İkinci aşama, Sakarya’dan Lozan Antlaşması’nın imzalanmasına kadar süren aşamadır. Bu dönem Mustafa Kemal idaresinde Yunan ordusuna karşı-saldırı hazırlıklarının yapıldığı, Büyük Taarruz ve Başkumandanlık Meydan Muharebesi’nin kazanıldığı, İzmir’in Yunan işgalinden kurtarıldığı ve düşmanın denize döküldüğü dönemdir.
Üçüncü aşama Lozan Antlaşması’nın imzalanmasından cumhuriyetin ilanı ve hilafetin kaldırılmasına kadar geçen aşamadır.
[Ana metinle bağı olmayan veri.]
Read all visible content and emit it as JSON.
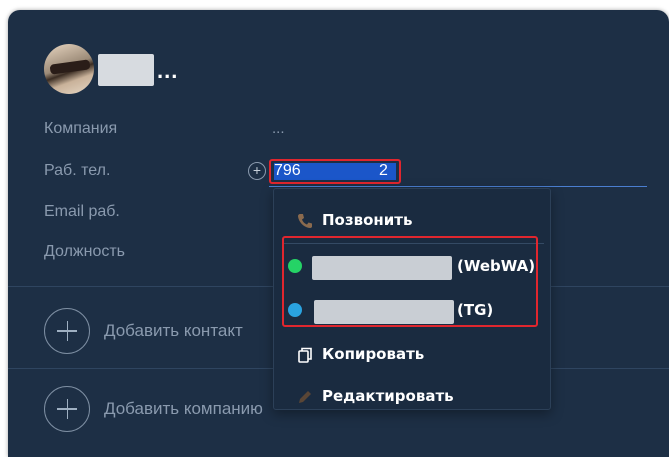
{
  "contact": {
    "name_suffix": "..."
  },
  "fields": {
    "company_label": "Компания",
    "company_value": "...",
    "work_phone_label": "Раб. тел.",
    "work_phone_prefix": "796",
    "work_phone_suffix": "2",
    "add_phone_symbol": "+",
    "email_label": "Email раб.",
    "position_label": "Должность"
  },
  "actions": {
    "add_contact": "Добавить контакт",
    "add_company": "Добавить компанию"
  },
  "menu": {
    "call": "Позвонить",
    "whatsapp_tag": "(WebWA)",
    "telegram_tag": "(TG)",
    "copy": "Копировать",
    "edit": "Редактировать"
  },
  "colors": {
    "card_bg": "#1d2f45",
    "selection": "#1b56c9",
    "highlight_border": "#e0262e",
    "whatsapp": "#25d366",
    "telegram": "#2aa3e0"
  }
}
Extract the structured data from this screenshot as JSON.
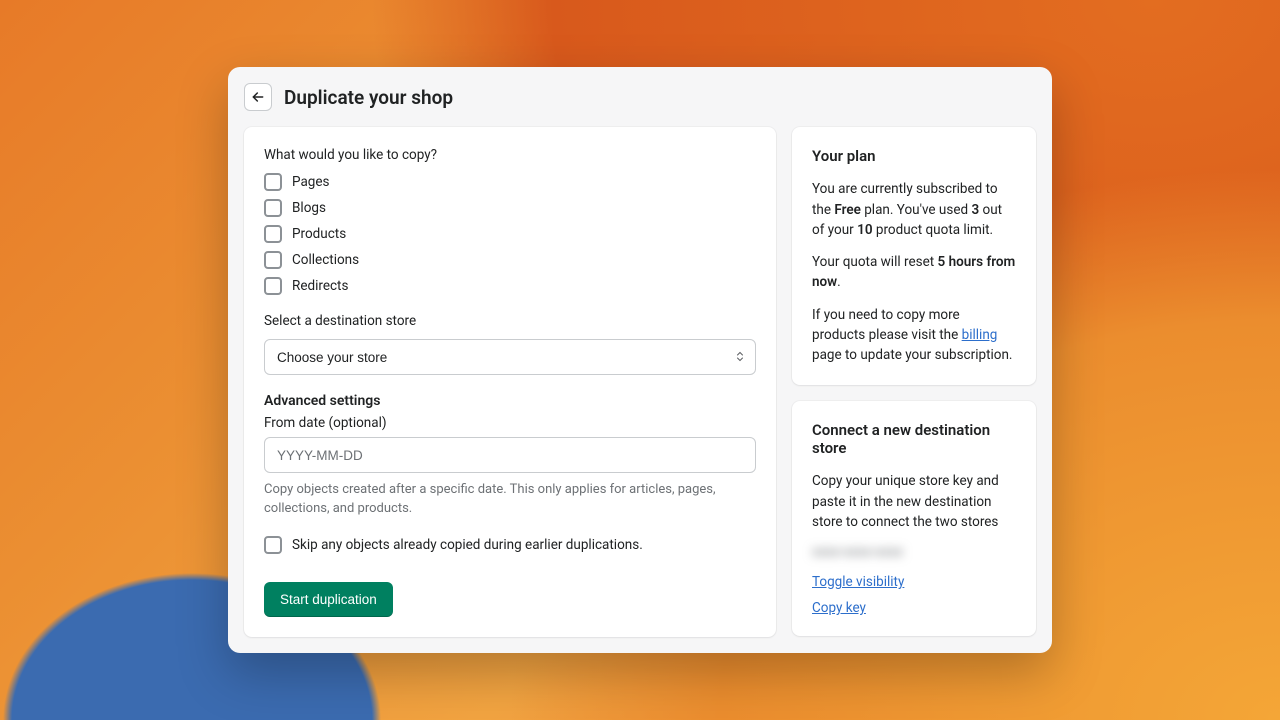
{
  "header": {
    "title": "Duplicate your shop"
  },
  "main": {
    "copy_question": "What would you like to copy?",
    "options": {
      "pages": "Pages",
      "blogs": "Blogs",
      "products": "Products",
      "collections": "Collections",
      "redirects": "Redirects"
    },
    "destination_label": "Select a destination store",
    "destination_placeholder": "Choose your store",
    "advanced_heading": "Advanced settings",
    "from_date_label": "From date (optional)",
    "from_date_placeholder": "YYYY-MM-DD",
    "from_date_help": "Copy objects created after a specific date. This only applies for articles, pages, collections, and products.",
    "skip_label": "Skip any objects already copied during earlier duplications.",
    "start_button": "Start duplication"
  },
  "plan": {
    "title": "Your plan",
    "line1_a": "You are currently subscribed to the ",
    "line1_plan": "Free",
    "line1_b": " plan. You've used ",
    "used": "3",
    "line1_c": " out of your ",
    "limit": "10",
    "line1_d": " product quota limit.",
    "line2_a": "Your quota will reset ",
    "reset_time": "5 hours from now",
    "line2_b": ".",
    "line3_a": "If you need to copy more products please visit the ",
    "billing_link": "billing",
    "line3_b": " page to update your subscription."
  },
  "connect": {
    "title": "Connect a new destination store",
    "desc": "Copy your unique store key and paste it in the new destination store to connect the two stores",
    "key_masked": "xxxx-xxxx-xxxx",
    "toggle": "Toggle visibility",
    "copy": "Copy key"
  }
}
Bu aşamada Türk devleti, tüm dünyaca resmen kesin olarak tanınmıştır."
Atatürk’e, onun devrimlerine, ilkelerine karşı olanların ağızlarından düşürmedikleri Arif Nihat Asya’nın "Fetih Marşı" şiiri vardır.
"Yelkenler biçilecek, yelkenler dikilecek;
Dağlardan çektiriler, kalyonlar çekilecek;
Kerpetenlerle surun dişleri sökülecek
Yürü, hálá ne diye oyunda oynaştasın?
Fatih’in İstanbul’u fethettiği yaştasın!"
Eğer Mustafa Kemal’in önderliğinde Türk milleti Kurtuluş Savaşı’nı başarıya ulaştıramasaydı şimdi ne İstanbul kalırdı, ne Anadolu, ne de Türk milleti.